HZ. MEVLÂNA’NIN ÖNSEZİSİ PDF 
Pazartesi, 06 Ocak 2025 00:00

HZ. MEVLÂNA’NIN ÖNSEZİSİ

(...dünden devam)

Mevlâna üzerinde inceleme yapan ve onun “Mecâlis-i seb’a, Fîhi Mâ Fîh ve Mesnevî”sini Fransızca’ya çevirmiş olan Eve De Vitray Meyerovitct Müslüman olup Eva adını almıştır.

Selçuk Üniversitesi Edebiyat Bölüm Başkanı Prof. Dr. Abdullah Öztürk, bu hanımın Fransa’da bulunan mezarını, kendisinin vasiyeti üzerine 17 Aralık 2008’de uzun uğraşlar sonucunda Paris’ten alıp Mevlânâ Türbesi yanında bulunan Üçler Mezarlığına naklettiklerini söylemiştir. Prof. Abdullah’ın ifadesine göre bir sufi olan Meyero­vitct, Mevlânâ’nın mesajlarındaki şifreleri çözmeyi başarmıştır. Batıda Mevlânâ’nın tanınmasına çalışan ve birçok kim­senin Müslüman olmasına yardım eden Meyerovitct, verdiği konferanslarında Mevlânâ’nın eserlerinde işaret ettiği hikmetleri açıklıyordu.

“Meyerovitct”in, Öztürk tarafından videoya alınan anlatılarından, Hz. Mevlânâ’nın, modern bilimin ancak 1930’larda ortaya koyabildiği atom bombasının tehlikesini ve 9 gezegenin bulunduğunu bildiği anlaşılmaktadır. Meyerovitct, Mevlânâ hakkında diyor ki: “Mesnevî’de köktendinciliği bağnazlık ve tutuculuğu, gelenekselliği, kuralcılığı reddeden, çok nitelikli, bütünüyle samimi, hoşgörülü, benim inanışıma uygun bir İslâm Dini buldum. Türkiye’de çok mutlu oluyorum ve kendimi Türk hissediyorum.”

Meyerovitct, Mesnevî’de şunların bulunduğunu anlatıyor: “Mevlânâ, ‘atomu keserseniz güneş sistemini bulursunuz.
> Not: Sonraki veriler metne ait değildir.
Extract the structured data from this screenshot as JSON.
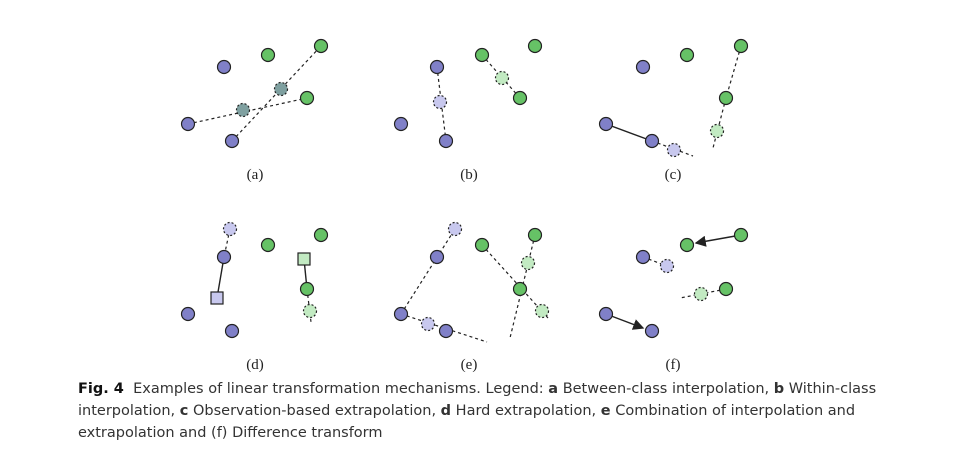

Atomun içinde ve çevresinde gezegenler bulunur.' diyor ama dikkat etmek gerektiğini de belirtiyor. 'Çünkü bu atomlar ağızlarını açtıklarında bütün dünyayı yok edebilecek bir ateş çıkabilir' diyor.

“Görüldüğü üzere Mevlâna, 13. Asırda atom bombasının tehlikelerinden söz ediyor. 9 gezegen bulunduğunu söylüyor. Oysa bilim bunu ancak 1930’da ortaya koyabildi. Daha önce yedi gezegenin bulunduğu sanılıyordu. Sekizincisini 1840’larda bir Fransız bilim adamı, dokuzuncusunu da 1930’da Amerikalı bir bilim adamı buldu. Ama Mevlânâ daha o dönemde dokuz gezegen bulunduğunu biliyordu.
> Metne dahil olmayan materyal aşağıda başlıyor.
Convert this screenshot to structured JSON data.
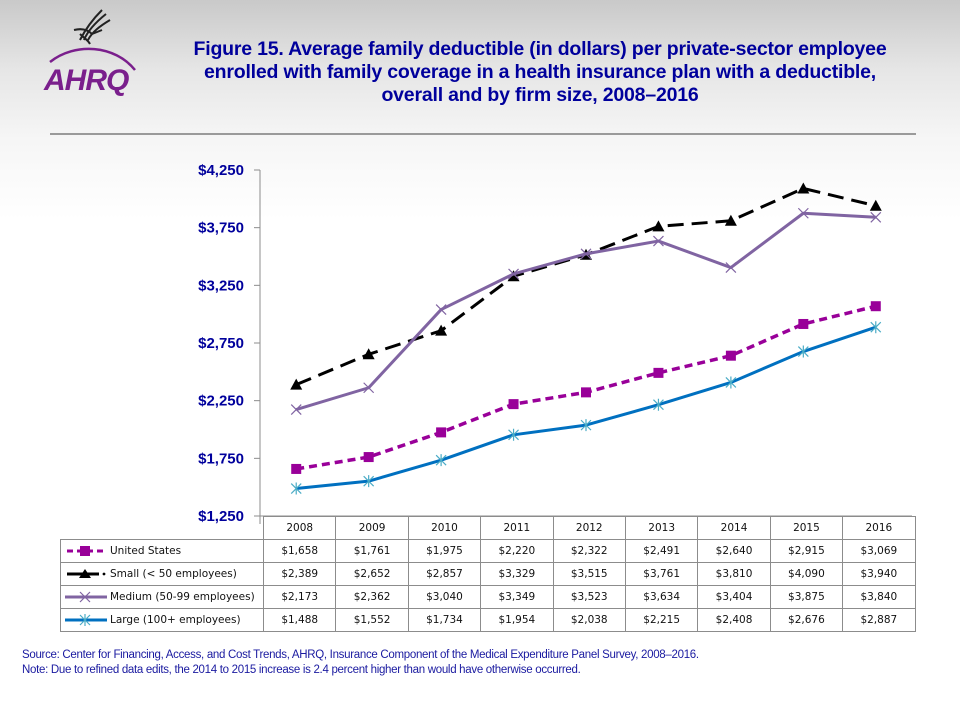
{
  "header": {
    "logo_text": "AHRQ",
    "title": "Figure 15. Average family deductible (in dollars) per private-sector employee enrolled with family coverage in a health insurance plan with a deductible, overall and by firm size, 2008–2016"
  },
  "chart_data": {
    "type": "line",
    "title": "Figure 15. Average family deductible (in dollars) per private-sector employee enrolled with family coverage in a health insurance plan with a deductible, overall and by firm size, 2008–2016",
    "xlabel": "",
    "ylabel": "",
    "x": [
      "2008",
      "2009",
      "2010",
      "2011",
      "2012",
      "2013",
      "2014",
      "2015",
      "2016"
    ],
    "ylim": [
      1250,
      4250
    ],
    "yticks": [
      1250,
      1750,
      2250,
      2750,
      3250,
      3750,
      4250
    ],
    "ytick_labels": [
      "$1,250",
      "$1,750",
      "$2,250",
      "$2,750",
      "$3,250",
      "$3,750",
      "$4,250"
    ],
    "grid": false,
    "legend_placement": "data-table-below",
    "series": [
      {
        "name": "United States",
        "color": "#990099",
        "dash": "dashed",
        "marker": "square",
        "values": [
          1658,
          1761,
          1975,
          2220,
          2322,
          2491,
          2640,
          2915,
          3069
        ],
        "labels": [
          "$1,658",
          "$1,761",
          "$1,975",
          "$2,220",
          "$2,322",
          "$2,491",
          "$2,640",
          "$2,915",
          "$3,069"
        ]
      },
      {
        "name": "Small (< 50 employees)",
        "color": "#000000",
        "dash": "long-dash",
        "marker": "triangle",
        "values": [
          2389,
          2652,
          2857,
          3329,
          3515,
          3761,
          3810,
          4090,
          3940
        ],
        "labels": [
          "$2,389",
          "$2,652",
          "$2,857",
          "$3,329",
          "$3,515",
          "$3,761",
          "$3,810",
          "$4,090",
          "$3,940"
        ]
      },
      {
        "name": "Medium (50-99 employees)",
        "color": "#8064a2",
        "dash": "solid",
        "marker": "x",
        "values": [
          2173,
          2362,
          3040,
          3349,
          3523,
          3634,
          3404,
          3875,
          3840
        ],
        "labels": [
          "$2,173",
          "$2,362",
          "$3,040",
          "$3,349",
          "$3,523",
          "$3,634",
          "$3,404",
          "$3,875",
          "$3,840"
        ]
      },
      {
        "name": "Large (100+ employees)",
        "color": "#0070c0",
        "dash": "solid",
        "marker": "asterisk",
        "values": [
          1488,
          1552,
          1734,
          1954,
          2038,
          2215,
          2408,
          2676,
          2887
        ],
        "labels": [
          "$1,488",
          "$1,552",
          "$1,734",
          "$1,954",
          "$2,038",
          "$2,215",
          "$2,408",
          "$2,676",
          "$2,887"
        ]
      }
    ]
  },
  "footnotes": {
    "source": "Source: Center for Financing, Access, and Cost Trends, AHRQ, Insurance Component of the Medical Expenditure Panel Survey, 2008–2016.",
    "note": "Note: Due to refined data edits, the 2014 to 2015 increase is 2.4 percent higher than would have otherwise occurred."
  }
}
Batı’da güneşin, dünya çevresinde döndüğü söylenirken, Mevlânâ, dünyanın öbür gezegenler gibi küçük bir gezegen olduğunu, güneşin bitkileri, hayvanları etkilediğini ve daha bilinmeyen birçok şey söylüyor.”
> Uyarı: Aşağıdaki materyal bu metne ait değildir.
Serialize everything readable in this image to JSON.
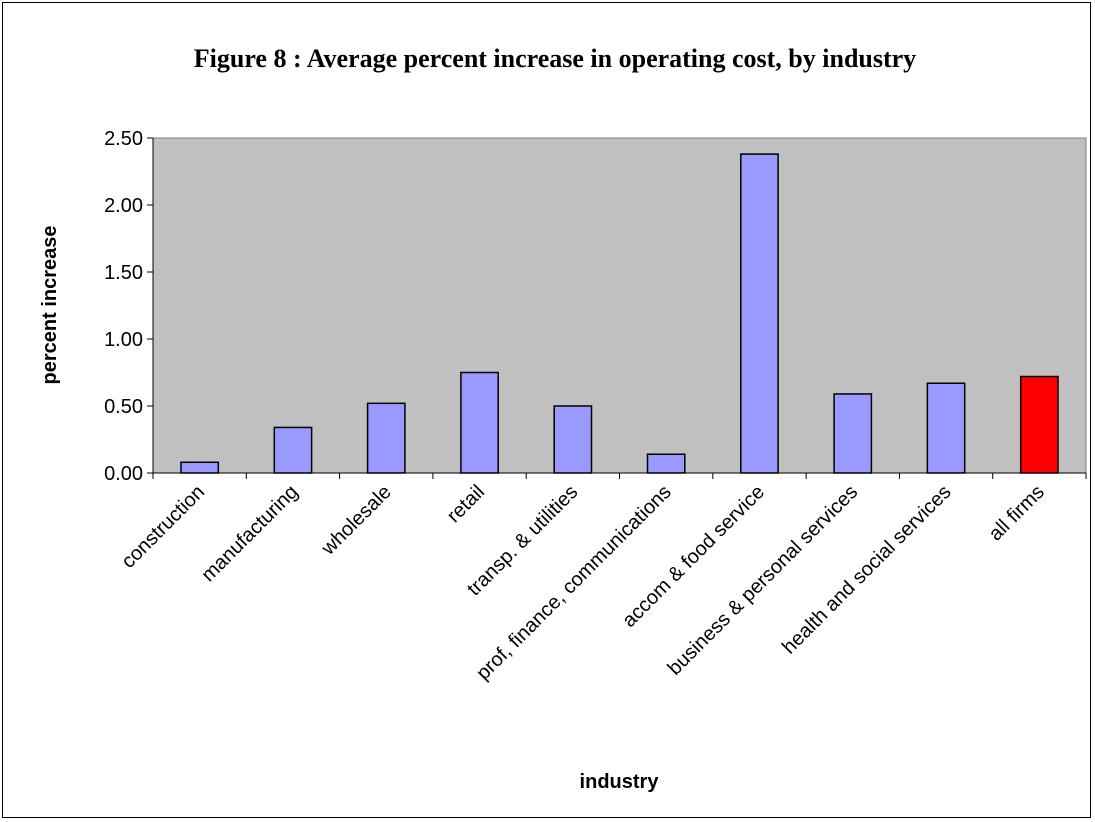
{
  "chart_data": {
    "type": "bar",
    "title": "Figure 8 : Average percent increase in operating cost, by industry",
    "xlabel": "industry",
    "ylabel": "percent increase",
    "ylim": [
      0,
      2.5
    ],
    "yticks": [
      "0.00",
      "0.50",
      "1.00",
      "1.50",
      "2.00",
      "2.50"
    ],
    "categories": [
      "construction",
      "manufacturing",
      "wholesale",
      "retail",
      "transp. & utilities",
      "prof, finance, communications",
      "accom & food service",
      "business & personal services",
      "health and social services",
      "all firms"
    ],
    "values": [
      0.08,
      0.34,
      0.52,
      0.75,
      0.5,
      0.14,
      2.38,
      0.59,
      0.67,
      0.72
    ],
    "colors": {
      "bar": "#9999ff",
      "highlight": "#ff0000",
      "plot_background": "#c0c0c0",
      "bar_outline": "#000000"
    },
    "highlight_index": 9,
    "grid": false,
    "legend": "none"
  }
}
Vatan Gazetesi, 11 Aralık 2010 Cumartesi sayısı, 15. Sayfa 1,2,3 sütunlar.

Not: Dokuz felek (gezegen) düşüncesi İslâm âleminde çok önceden bilinmektedir. Nitekim Süleyman Çelebî’nin Mevlid adıyla ünlenen Vesî­letu’n-necât adlı eserinde Allah tanımlanırken:

“Var iken Ol yok idî ins-ü melek

Arş-ü ferş-ü ây-ü gün hem nuh felek” deniliyor. Yani: ezelde Allah varken henüz, insan, melek, Arş, evren, ay, gün (isim olarak alı­nırsa Ay ve Güneş zaman birimi olarak düşünülürse ay, gün) ve dokuz felek (gezegen) yok iken Allah vardı!” denilmektedir. Süleyman Çelebi (1351-1422) 14-15. yyılda yaşadığına göre demek ki bu dokuz felek bilgisi, batıdan çok önce İslâm âleminde vardı.